Diketahui, Kementerian Ketenagakerjaan telah menerima 5.099.915 data calon penerima Bantuan Pemerintah Berupa Subsidi Gaji/Upah (BSU) Tahun 2022 dari BPJS Ketenagakerjaan. Penyerahan data dilakukan oleh Direktur Utama BPJS Ketenagakerjaan, Anggoro Eko Cahyo dan diterima langsung oleh Menteri Ketenagakerjaan, Ida Fauziyah.

"Oh nambah dong pasti nambah (untuk tahap kedua). Ini lagi kita siapin untuk penyerahan yang kedua. Segeralah kalau sudah siap kita kasih," kata Direktur Kepesertaan BPJamsostek Zainudin, saat ditemui di kantornya, Kamis (8/9).

Meski demikian, Zainudin tidak menyebutkan secara pasti total jumlah data tahap kedua. Untuk tahap selanjutnya, ketika nanti BPJamsostek telah memberikan data calon penerima BSU kepada Kementerian Ketenagakerjaan, maka pihak kementerian terkait akan melakukan validasi guna mengecek apakah calon penerima BSU tersebut terdaftar pada bantuan sosial lain atau tidak.

"Kan prosesnya ada di kami, kami sudah serahkan ke kementerian. Dari kementerian divalidasi lagi syaratnya, dicek dgn bantuan yang lain supaya tidak double, itu wilayahnya pemerintah. Itu sedang berjalan," ujarnya.

Sebelumnya, Menteri Ketenagakerjaan Ida Fauziyah mengatakan, setelah dilakukan serah terima data 5 juta data calon penerima BSU, Kemnaker akan melakukan check and screening serta pemadanan data sebagaimana yang diatur dalam Peraturan Menteri Ketenagakerjaan RI Nomor 10 Tahun 2022 tentang Pedoman Pemberian Bantuan Pemerintah Berupa Subsidi Gaji/Upah bagi Pekerja/Buruh.

Beberapa syarat penerima BSU di antaranya adalah WNI; peserta aktif BPJS Ketenagakerjaan per Juli 2022; mempunyai gaji/upah paling tinggi Rp3,5 juta (Pekerja/Buruh yang bekerja di wilayah dengan upah minimum provinsi atau kabupaten/kota lebih besar dari Rp3,5 juta, maka persyaratan Gaji/Upah tersebut menjadi paling banyak sebesar upah minimum kabupaten/kota atau Provinsi dibulatkan ke atas hingga ratus ribuan penuh); serta dikecualikan untuk PNS, Polri, dan TNI.

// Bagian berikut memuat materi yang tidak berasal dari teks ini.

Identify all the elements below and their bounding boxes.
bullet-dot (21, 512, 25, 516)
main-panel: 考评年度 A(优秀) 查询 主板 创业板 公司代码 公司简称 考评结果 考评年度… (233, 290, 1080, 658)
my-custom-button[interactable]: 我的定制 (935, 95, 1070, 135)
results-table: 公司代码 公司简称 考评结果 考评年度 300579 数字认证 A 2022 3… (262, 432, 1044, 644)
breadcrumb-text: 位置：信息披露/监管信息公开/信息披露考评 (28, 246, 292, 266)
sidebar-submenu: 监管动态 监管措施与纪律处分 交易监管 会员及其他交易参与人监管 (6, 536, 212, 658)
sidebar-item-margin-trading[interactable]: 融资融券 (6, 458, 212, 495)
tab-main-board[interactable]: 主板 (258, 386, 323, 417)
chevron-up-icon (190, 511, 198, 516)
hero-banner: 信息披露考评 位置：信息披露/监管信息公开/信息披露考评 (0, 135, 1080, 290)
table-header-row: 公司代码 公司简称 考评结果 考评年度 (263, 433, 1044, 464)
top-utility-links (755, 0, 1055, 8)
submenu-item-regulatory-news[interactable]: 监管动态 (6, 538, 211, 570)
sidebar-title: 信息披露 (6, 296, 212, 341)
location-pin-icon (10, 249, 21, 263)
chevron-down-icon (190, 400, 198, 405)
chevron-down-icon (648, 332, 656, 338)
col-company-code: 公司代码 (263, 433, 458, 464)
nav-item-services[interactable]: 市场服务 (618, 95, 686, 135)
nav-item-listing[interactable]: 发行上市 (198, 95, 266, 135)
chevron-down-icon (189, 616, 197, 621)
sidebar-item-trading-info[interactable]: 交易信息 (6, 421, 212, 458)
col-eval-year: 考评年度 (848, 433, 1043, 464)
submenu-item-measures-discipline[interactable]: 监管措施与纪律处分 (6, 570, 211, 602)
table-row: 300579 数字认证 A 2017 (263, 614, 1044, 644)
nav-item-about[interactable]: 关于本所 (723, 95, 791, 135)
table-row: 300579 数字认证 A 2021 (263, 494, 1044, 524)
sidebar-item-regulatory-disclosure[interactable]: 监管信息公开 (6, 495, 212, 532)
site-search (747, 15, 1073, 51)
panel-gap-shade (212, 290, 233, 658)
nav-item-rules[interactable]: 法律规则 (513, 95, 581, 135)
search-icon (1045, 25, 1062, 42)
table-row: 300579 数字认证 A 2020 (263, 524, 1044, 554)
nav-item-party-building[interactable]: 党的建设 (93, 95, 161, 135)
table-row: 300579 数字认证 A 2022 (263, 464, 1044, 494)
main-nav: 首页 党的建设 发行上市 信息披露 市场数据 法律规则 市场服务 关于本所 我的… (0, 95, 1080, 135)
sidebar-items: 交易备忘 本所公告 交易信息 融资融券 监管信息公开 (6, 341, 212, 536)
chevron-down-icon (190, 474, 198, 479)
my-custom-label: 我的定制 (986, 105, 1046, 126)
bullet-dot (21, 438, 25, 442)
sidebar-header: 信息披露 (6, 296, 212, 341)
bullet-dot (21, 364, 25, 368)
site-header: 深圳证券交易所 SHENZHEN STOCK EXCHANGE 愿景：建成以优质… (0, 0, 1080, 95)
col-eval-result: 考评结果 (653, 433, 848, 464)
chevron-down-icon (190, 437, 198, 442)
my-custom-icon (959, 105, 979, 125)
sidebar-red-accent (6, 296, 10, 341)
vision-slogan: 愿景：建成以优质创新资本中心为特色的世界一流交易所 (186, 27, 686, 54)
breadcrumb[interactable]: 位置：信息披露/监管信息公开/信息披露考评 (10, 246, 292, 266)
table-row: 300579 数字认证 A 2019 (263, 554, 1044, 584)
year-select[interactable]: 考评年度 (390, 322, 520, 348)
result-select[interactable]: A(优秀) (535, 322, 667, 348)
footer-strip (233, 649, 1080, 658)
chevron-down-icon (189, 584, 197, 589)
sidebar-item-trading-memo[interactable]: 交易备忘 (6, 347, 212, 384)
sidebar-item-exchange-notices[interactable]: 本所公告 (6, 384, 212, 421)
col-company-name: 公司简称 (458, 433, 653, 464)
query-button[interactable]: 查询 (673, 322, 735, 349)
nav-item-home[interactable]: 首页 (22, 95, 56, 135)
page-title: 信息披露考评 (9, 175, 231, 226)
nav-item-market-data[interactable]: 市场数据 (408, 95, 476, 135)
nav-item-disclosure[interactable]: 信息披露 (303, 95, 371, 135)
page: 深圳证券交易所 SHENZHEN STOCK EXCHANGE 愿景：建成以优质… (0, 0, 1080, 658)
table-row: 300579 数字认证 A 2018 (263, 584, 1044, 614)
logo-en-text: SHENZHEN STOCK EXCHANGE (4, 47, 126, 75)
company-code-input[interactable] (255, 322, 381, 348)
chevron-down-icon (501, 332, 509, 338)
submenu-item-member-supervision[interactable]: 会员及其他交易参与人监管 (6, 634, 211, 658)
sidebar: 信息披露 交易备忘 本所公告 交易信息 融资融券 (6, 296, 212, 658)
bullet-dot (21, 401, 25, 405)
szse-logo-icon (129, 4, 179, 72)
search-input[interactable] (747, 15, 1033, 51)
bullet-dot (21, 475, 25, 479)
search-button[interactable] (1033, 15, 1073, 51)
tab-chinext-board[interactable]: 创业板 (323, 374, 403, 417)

Selain itu, pengecualian lainnya juga diterapkan bagi pekerja/buruh yang telah bantuan lain seperti Kartu Prakerja, Bantuan Produktif Usaha Mikro (BLUM), dan Progam Keluarga Harapan (PKH).

Menaker menegaskan, untuk meningkatkan kinerja penyaluran BSU, tahun ini pihaknya juga menggandeng PT Pos Indonesia. Hal ini dilakukan setelah pihaknya mengevaluasi proses penyaluran BSU di tahun-tahun sebelumnya, yang mana masih membutuhkan kecepatan.

"Maka tahun ini, tahun 2022 ini, untuk mempercepat penyalurannya di samping kami salurkan melalui Bank-bank Himbara dan BSI, Kami juga menyalurkan melalui PT Pos Indonesia. Pokoknya inginnya cepat saja sampai kepada teman-teman pekerja/buruh," pungkas Menaker.